La Mauritius Football Association (MFA) s’enlise à nouveau dans une crise sans précédent. Le comité directeur qui s’est réuni sous la présidence d’un Vinod Persunnoo en minorité vendredi dernier a pris la décision de supprimer une nouvelle fois la Premier League. Il a aussi déclaré illégale la récente assemblée générale extraordinaire tout en limogeant le Planning, Developement and Finance Officer, Rouben Armoogum.
De rebondissement en rebondissement dans le feuilleton sans fin à Trianon. Les membres du groupe contestataire au sein du comité directeur de la MFA ont répondu présent à la réunion de vendredi dernier. Comme on s’y attendait, Vinod Persunnoo s’est retrouvé tout seul. Il n’a pu rien faire face à la détermination du G8 de maintenir sa décision de revenir sur l’ancienne formule qu’est une première division à treize clubs et celle de la deuxième à douze.
Une prise de position contraire aux résolutions prises lors de l’assemblée générale extraordinaire du 21 octobre dernier qui avait exigé la réinstitution de la Premier League et des deux autres divisions (1 et 2). Le G8 s’est appesanti sur l’illégalité de cette AG extraordinaire et du fait que les recommandations n’ont pas encore été soumises au secrétariat de la MFA à vendredi dernier.
« Tout d’abord, il faudra venir prouver si cette AG extraordinaire était légale. De l’autre côté, nous n’avons pas considéré leur requête vu que nous n’avons rien reçu de leur part », nous a confié le porte-parole du G8, Anoop Madhow. Ce dernier nous a aussi confirmé le limogeage du PDF Manager ainsi que le forfait du Club M contre le Liberia.
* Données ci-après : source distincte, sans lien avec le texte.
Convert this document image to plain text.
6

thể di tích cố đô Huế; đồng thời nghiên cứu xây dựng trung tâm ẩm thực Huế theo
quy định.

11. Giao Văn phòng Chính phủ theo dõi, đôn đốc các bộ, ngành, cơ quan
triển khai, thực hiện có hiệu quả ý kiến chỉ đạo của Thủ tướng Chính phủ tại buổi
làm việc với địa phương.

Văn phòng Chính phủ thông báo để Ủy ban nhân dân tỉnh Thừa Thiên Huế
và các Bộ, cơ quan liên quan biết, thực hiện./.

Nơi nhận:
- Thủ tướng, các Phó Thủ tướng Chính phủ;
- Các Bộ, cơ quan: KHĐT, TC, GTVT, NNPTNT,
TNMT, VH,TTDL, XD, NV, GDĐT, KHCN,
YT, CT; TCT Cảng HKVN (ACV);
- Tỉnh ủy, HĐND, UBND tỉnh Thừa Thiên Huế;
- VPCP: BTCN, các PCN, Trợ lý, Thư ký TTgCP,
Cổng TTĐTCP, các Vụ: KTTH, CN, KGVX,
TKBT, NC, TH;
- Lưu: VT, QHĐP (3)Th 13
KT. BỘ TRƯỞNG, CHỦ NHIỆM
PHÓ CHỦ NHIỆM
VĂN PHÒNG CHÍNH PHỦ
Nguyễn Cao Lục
Quant à Vinod Persunnoo, il est resté impuissant face aux décisions de la majorité des membres, même s’il a voté contre. « Je n’ai pas approuvé le licenciement de Rouben Armoogum. Nous envisageons certaines actions dont la plus plausible demeure une assemblée générale spéciale pour revoir cette décision, voire même les autres décisions », a-t-il fait ressortir.
Par ailleurs, nous apprenons que le groupe d’opposition déposera les résolutions prises le 21 octobre dernier. Il maintient que cette AG extraordinaire était légale. « C’est facile de dire le contraire quand on a tout fait pour empêcher quelques délégués de s’y déplacer. Ils sont en train de manipuler certains dossiers. Mais nous avons les preuves et nous maintenons que c’était légal. Donc, les décisions devront être entérinées par le comité directeur », martèle un membre de l’opposition.
D’ailleurs, les clubs convoqués cet après-midi à la Trianon House pour le “tirage au sort” des compétitions comptent soulever cette question. D’autant que la majorité est contre l’idée d’un retour à l’ancienne formule. « On est en train de prendre des décisions bric-à-brac. Nous, les dirigeants de clubs, sommes dans le flou total. Déjà, nous faisons face à des contraintes financières. Nous espérons que les décideurs seront présents cet après-midi et n’agiront pas comme des lâches. Qu’ils viennent s’expliquer clairement sur leur démarche », soutient un dirigeant d’un club de l’élite.